Sim. Sabemos que, se considerarmos o percentual de carros elétricos na produção mundial anual, levaremos mais de 40 anos para substituir a atual frota de cerca de 1,5 bilhão. Portanto, os veículos a combustão terão vida longa, principalmente na África, no Mercosul e em alguns países da Ásia. Em virtude da legislação que veda a produção desses veículos na Europa e EUA a partir de 2030/2035 – bem como da estratégia da China pela produção de elétricos –, surge uma enorme oportunidade para que o Brasil se torne um hub produtor e exportador de motores e veículos a combustão (incluindo o flex). Isso aumentará sensivelmente nossos volumes, gerando empregos, impostos e resultados para que as empresas invistam na preparação tecnológica visando uma posição de liderança na produção de veículos com célula de combustível movidos a hidrogênio, que é a última tecnologia em eletrificação.
Qual a projeção atual de investimentos anunciados para o setor no Brasil?
Nossos indicadores são sempre divulgados de forma consolidada. Em 2023, os investimentos das empresas associadas devem ser da ordem de US$ 5,8 bilhões, 13% inferiores ao valor investido no ano passado. Vale ressaltar que as previsões são revistas algumas vezes no ano, para ajustes, se necessário.
Em termos de eventuais facilitadores, como você avalia os estudos encaminhados pelo atual governo de programas com potencial de impulsionar os negócios do setor de autopeças?
O Sindipeças participa ativamente da elaboração de vários programas, tanto com o fornecimento de informações quanto participando diretamente das discussões. A renovação da frota, por exemplo, depende de políticas públicas que ofereçam condições para a substituição de veículos muito velhos por veículos mais novos, como estabelece o programa Renovar, para a linha pesada. O Sindipeças trabalha há décadas nesse tema tão relevante para o País. Além disso, é preciso estabelecer a inspeção técnica veicular e criar condições para que os proprietários de veículos entendam a necessidade dessa ação, até mesmo para a preservação de seu próprio patrimônio, de sua saúde e de sua segurança.
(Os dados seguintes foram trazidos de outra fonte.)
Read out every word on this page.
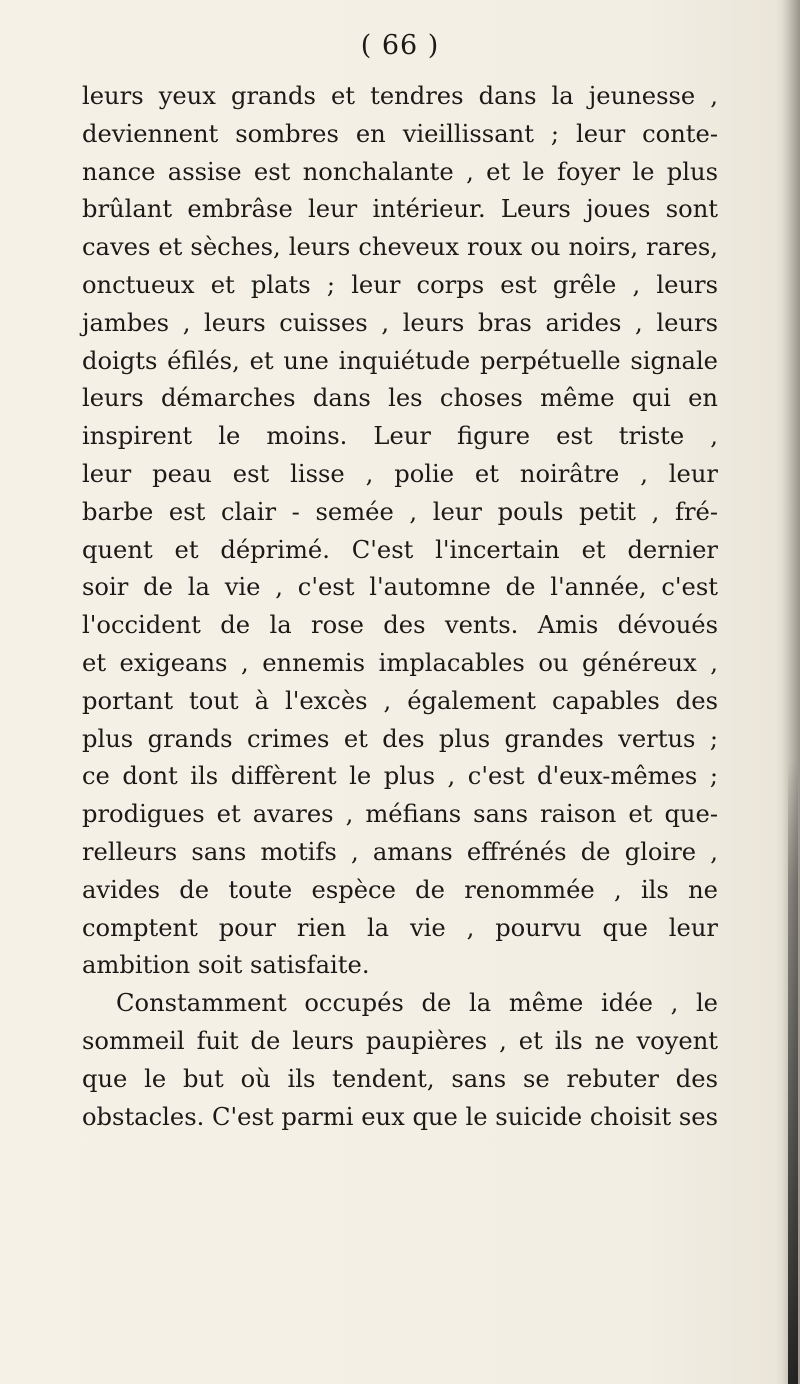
( 66 )
leurs yeux grands et tendres dans la jeunesse ,
deviennent sombres en vieillissant ; leur conte-
nance assise est nonchalante , et le foyer le plus
brûlant embrâse leur intérieur. Leurs joues sont
caves et sèches, leurs cheveux roux ou noirs, rares,
onctueux et plats ; leur corps est grêle , leurs
jambes , leurs cuisses , leurs bras arides , leurs
doigts éfilés, et une inquiétude perpétuelle signale
leurs démarches dans les choses même qui en
inspirent le moins. Leur figure est triste ,
leur peau est lisse , polie et noirâtre , leur
barbe est clair - semée , leur pouls petit , fré-
quent et déprimé. C'est l'incertain et dernier
soir de la vie , c'est l'automne de l'année, c'est
l'occident de la rose des vents. Amis dévoués
et exigeans , ennemis implacables ou généreux ,
portant tout à l'excès , également capables des
plus grands crimes et des plus grandes vertus ;
ce dont ils diffèrent le plus , c'est d'eux-mêmes ;
prodigues et avares , méfians sans raison et que-
relleurs sans motifs , amans effrénés de gloire ,
avides de toute espèce de renommée , ils ne
comptent pour rien la vie , pourvu que leur
ambition soit satisfaite.
Constamment occupés de la même idée , le
sommeil fuit de leurs paupières , et ils ne voyent
que le but où ils tendent, sans se rebuter des
obstacles. C'est parmi eux que le suicide choisit ses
Apoiamos o Reintegra, que consideramos importante programa de estímulo às exportações, bem como participamos ativamente da construção e implementação do Rota 2030, uma política industrial para o setor automotivo que visa o aumento da produtividade e competitividade da indústria nacional, com um especial foco em projetos de Pesquisa, Desenvolvimento e Inovação (PD&I), também objetivando a melhoria da eficiência energética dos veículos e a redução das emissões.
Como o Sindipeças avalia as atuais propostas da Reforma Tributária?
Acompanhamos em detalhes essa discussão, e entendemos que ela é a “mãe” das reformas para pavimentar o caminho para o crescimento longevo e consistente do país. Torcemos para que a classe política entenda bem a importância dela e a responsabilidade que tem em mãos.
Finalmente, qual o nível de comprometimento e a movimentação existente hoje em dia nesse sentido entre os fabricantes do setor de autopeças no Brasil?
Tanto o Sindipeças quanto seus associados acompanham e participam desse movimento. Bom exemplo é o Fórum de Sustentabilidade do Sindipeças, realizado há 19 anos, antes mesmo de o termo ganhar relevância nas discussões. O evento, realizado anualmente, oferece conhecimento e oportunidade para reflexão sobre desenvolvimento sustentável, sob o ponto de vista tecnológico, legal e gerencial. A organização do fórum é uma das ações da entidade. Mas há outras, como, por exemplo, a organização de palestras de representantes de montadoras e do próprio setor.